Contributions made to the relationship include financial contributions (e.g. income, inheritances, assets held at the commencement of the relationship), non-financial contributions (e.g. unpaid labour, assistance running a business) and parenting and homemaker contributions (e.g. domestic duties and care of children).[45] Contributions as homemaker and parent are not presumed to be of lesser value than financial contributions.[46]
Section 75(2) ("future needs") factors allow an adjustment to be made between the parties to take account of particular circumstances.[47] Common relevant circumstances include the care of children, a disparity of income, and the impact on the relationship of time out of the workforce.
Under the Family Law Act, a court has the power to "split" superannuation from one spouse to another.[48] A court can make orders for property settlement or spousal maintenance after the death of a party, but only if proceedings were commenced prior to the death of that party.[49]
The court may decline to make any orders, leaving the legal and equitable interests of the parties as they were.[50]
Spousal Maintenance
Parties to a marriage or a de facto relationship have the right to apply for spousal maintenance from the other party.[51][52] The party making an application must demonstrate:
his or her need for spousal maintenance, and
that the other party has the capacity to pay spousal maintenance.[53][54]
If made, an order for spousal maintenance is usually for a limited period to allow a party to retrain, return to the workforce or care for young children.

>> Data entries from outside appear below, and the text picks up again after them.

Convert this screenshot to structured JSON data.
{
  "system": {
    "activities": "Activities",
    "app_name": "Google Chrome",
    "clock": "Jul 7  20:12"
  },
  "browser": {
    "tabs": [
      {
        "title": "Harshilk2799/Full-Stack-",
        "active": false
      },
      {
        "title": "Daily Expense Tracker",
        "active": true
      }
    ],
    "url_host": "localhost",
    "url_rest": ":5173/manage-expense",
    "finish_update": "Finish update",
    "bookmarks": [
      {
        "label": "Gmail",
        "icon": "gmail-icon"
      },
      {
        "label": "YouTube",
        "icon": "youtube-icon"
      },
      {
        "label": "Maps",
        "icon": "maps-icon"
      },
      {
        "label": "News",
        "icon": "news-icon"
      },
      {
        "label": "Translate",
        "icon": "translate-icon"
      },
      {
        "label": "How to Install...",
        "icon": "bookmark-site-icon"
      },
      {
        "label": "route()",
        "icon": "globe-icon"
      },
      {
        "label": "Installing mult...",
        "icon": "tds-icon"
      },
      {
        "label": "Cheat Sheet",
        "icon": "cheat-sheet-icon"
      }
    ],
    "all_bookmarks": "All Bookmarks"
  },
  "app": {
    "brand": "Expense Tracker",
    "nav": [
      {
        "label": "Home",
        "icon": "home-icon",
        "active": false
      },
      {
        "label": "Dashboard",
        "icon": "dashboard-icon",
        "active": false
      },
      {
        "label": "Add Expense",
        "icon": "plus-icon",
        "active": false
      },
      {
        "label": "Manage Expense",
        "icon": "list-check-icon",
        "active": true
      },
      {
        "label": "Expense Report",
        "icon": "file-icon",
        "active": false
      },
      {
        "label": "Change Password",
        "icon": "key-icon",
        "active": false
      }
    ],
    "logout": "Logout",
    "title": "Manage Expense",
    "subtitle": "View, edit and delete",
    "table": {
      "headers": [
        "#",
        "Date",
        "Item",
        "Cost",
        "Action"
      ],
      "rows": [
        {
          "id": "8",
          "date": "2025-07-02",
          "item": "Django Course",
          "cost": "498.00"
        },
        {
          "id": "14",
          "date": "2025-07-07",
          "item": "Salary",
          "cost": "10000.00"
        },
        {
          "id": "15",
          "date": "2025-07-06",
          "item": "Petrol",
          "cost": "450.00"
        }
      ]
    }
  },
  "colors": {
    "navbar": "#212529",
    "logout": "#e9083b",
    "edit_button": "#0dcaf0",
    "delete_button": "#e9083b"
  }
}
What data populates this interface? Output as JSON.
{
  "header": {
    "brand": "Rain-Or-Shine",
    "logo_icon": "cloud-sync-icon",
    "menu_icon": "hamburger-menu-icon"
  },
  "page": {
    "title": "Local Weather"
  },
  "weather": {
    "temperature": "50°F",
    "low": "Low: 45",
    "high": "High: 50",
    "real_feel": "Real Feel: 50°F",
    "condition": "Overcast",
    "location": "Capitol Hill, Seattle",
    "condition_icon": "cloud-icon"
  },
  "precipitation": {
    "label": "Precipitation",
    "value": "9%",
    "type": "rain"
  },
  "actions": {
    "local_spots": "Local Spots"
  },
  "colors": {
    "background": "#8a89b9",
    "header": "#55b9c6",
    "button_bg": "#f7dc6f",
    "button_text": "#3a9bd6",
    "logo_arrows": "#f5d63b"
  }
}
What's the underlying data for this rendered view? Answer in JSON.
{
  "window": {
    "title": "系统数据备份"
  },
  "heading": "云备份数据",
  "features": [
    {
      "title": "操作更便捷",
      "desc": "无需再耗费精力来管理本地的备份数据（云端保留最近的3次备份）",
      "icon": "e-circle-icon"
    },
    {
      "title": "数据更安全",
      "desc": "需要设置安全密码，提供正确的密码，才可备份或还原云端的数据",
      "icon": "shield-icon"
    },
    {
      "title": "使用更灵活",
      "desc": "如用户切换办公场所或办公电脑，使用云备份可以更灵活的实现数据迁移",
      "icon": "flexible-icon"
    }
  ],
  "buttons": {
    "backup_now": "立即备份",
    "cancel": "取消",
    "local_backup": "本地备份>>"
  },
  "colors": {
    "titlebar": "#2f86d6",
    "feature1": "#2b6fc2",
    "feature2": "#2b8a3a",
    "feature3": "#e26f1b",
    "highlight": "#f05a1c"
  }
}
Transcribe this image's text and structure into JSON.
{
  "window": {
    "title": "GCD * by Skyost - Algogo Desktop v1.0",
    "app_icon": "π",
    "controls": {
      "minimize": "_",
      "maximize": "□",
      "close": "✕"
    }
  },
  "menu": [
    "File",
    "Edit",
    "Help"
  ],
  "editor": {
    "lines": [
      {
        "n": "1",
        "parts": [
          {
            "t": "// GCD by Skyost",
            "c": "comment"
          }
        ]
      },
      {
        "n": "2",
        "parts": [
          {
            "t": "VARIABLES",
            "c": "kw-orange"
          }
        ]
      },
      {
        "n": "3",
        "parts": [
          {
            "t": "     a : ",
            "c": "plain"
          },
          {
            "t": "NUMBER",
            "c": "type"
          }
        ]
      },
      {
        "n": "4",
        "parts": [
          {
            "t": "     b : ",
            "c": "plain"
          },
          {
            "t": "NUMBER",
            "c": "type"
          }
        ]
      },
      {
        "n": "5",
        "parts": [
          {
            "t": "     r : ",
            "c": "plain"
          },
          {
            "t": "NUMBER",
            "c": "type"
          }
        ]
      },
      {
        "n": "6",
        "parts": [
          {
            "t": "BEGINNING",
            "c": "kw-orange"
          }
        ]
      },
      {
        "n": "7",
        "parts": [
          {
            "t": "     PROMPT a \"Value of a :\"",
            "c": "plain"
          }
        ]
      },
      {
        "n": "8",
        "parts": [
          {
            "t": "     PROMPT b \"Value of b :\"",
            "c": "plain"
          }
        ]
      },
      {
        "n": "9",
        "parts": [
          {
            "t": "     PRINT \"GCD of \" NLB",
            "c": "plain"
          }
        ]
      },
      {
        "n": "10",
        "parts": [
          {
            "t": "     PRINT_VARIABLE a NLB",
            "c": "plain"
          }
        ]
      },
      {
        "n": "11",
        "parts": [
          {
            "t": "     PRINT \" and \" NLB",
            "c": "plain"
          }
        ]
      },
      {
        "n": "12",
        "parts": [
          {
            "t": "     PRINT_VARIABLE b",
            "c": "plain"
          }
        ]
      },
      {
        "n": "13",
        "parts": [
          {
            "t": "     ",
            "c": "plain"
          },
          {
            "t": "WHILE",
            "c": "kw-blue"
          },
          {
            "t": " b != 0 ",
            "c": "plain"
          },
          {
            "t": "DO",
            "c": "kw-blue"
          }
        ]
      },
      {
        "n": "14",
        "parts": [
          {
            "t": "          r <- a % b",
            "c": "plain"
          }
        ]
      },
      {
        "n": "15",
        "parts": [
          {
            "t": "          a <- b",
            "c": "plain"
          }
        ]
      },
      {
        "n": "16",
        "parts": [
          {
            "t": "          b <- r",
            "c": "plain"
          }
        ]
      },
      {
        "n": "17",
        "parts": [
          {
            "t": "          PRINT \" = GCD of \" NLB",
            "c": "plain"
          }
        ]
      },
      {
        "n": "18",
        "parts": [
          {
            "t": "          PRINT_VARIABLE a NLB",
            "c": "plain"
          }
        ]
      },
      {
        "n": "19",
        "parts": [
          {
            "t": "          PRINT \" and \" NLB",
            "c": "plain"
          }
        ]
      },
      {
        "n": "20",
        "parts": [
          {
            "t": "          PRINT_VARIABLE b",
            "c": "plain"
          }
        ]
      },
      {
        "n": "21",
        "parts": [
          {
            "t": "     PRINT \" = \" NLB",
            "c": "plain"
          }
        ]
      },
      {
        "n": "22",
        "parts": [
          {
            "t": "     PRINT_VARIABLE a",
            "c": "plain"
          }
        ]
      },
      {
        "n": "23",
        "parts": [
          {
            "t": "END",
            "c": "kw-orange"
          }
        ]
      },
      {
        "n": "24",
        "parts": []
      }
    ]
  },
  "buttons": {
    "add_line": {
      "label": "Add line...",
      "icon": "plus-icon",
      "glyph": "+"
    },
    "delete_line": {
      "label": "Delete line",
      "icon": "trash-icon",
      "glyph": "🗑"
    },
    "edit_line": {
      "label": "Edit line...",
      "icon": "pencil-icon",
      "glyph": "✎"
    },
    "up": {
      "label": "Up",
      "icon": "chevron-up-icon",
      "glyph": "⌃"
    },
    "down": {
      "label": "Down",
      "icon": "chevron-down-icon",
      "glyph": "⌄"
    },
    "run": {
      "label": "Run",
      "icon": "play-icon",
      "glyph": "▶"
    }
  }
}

Binding Financial Agreements
Under Part VIIIA of the Family Law Act (for de facto couples: Division 4 of Part VIIIAB), parties may opt-out of the ability of the court to make orders in respect of property settlement or spousal maintenance by use of a valid Binding Financial Agreement.[55][56] The effect of a valid Binding Financial Agreement is to prevent a Court making orders under Part VIII of the Family Law Act (or the corresponding de facto provisions), meaning that property will be divided and/or spousal maintenance will be dealt with in accordance with the provisions of the agreement. A Binding Financial Agreement can only be valid if both parties have received independent legal advice before the agreement was signed.[57]
However, a recent Canstar study found that only 6% of Australian Couples have a Binding Financial Agreement in place, meaning over 90% of Australian couples once separated are still required to divide wealth according to what the family law act sees as "just and equitable".[58]
A Binding Financial Agreement that attempts to limit a person's ability to claim for spousal maintenance will be invalid if the party was unable to support himself or herself without a pension when the agreement came into effect.[59]
A Binding Financial Agreement may be set aside in limited circumstances.[60][61]